Switching into longer maturities in the debt exchange will give investors a yield pick-up of up to 175 basis points, based on secondary market prices. This is a touch less than they had decided to make such a switch earlier this year, but about 10 bps more than they would get for a similar switch in Spain.

"This is a reasonable level of pick-up and it offers value given that the ECB (outlook) should be supportive for carry trades next year as well," ING rate strategist Alessandro Giansanti said.

He expected 1.5-2.5 billion euros of bonds to be exchanged.
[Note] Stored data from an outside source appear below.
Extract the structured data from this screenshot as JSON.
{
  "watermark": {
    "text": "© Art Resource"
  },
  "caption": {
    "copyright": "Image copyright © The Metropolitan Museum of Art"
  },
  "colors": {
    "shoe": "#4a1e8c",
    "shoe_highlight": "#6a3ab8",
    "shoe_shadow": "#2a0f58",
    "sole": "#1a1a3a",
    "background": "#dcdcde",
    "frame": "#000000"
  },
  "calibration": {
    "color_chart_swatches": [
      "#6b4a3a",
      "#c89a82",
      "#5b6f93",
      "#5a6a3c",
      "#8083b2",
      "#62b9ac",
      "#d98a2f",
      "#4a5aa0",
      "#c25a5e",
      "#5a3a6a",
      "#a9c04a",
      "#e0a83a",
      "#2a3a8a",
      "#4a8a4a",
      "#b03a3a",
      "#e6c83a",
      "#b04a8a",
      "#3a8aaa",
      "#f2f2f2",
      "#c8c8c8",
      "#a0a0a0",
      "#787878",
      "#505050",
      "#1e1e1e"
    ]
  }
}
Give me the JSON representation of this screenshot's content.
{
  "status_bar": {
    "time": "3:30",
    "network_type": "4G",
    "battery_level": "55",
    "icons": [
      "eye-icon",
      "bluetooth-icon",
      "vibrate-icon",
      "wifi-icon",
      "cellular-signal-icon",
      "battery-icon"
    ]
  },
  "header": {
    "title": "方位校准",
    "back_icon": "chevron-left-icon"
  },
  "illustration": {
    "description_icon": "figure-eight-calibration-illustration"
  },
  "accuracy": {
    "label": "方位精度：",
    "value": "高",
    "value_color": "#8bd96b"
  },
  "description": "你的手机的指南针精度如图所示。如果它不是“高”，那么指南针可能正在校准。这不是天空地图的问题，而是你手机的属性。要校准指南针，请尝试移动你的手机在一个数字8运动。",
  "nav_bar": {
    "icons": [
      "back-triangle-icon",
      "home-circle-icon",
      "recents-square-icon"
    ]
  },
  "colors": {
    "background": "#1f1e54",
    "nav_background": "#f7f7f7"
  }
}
This will not make a significant difference to Italy's 2015 and 2017 repayments, but Giansanti expected more debt exchanges early next year.

The diminishing risk of the Italian government collapsing also supported the country's bonds.

Former premier Silvio Berlusconi, facing expulsion from parliament, said on Saturday he may no longer back the coalition but would not be able to bring it down as a group of MPs in his party pledged support for Prime Minister Enrico Letta.

Bund futures were 8 ticks higher at 141.71, while 10-year German yields were flat at 1.71 percent.

Germany's ZEW business sentiment indicator on Tuesday and the minutes from the Federal Reserve's October policy meeting on Wednesday may provide hints to future monetary policy moves.

While investors debate whether the ECB will ease policy further or not, bets on the Fed are about the timing of its planned move to reduce monetary stimulus. Fed chief nominee Janet Yellen signalled last week the central bank was in no rush to scale back asset purchases.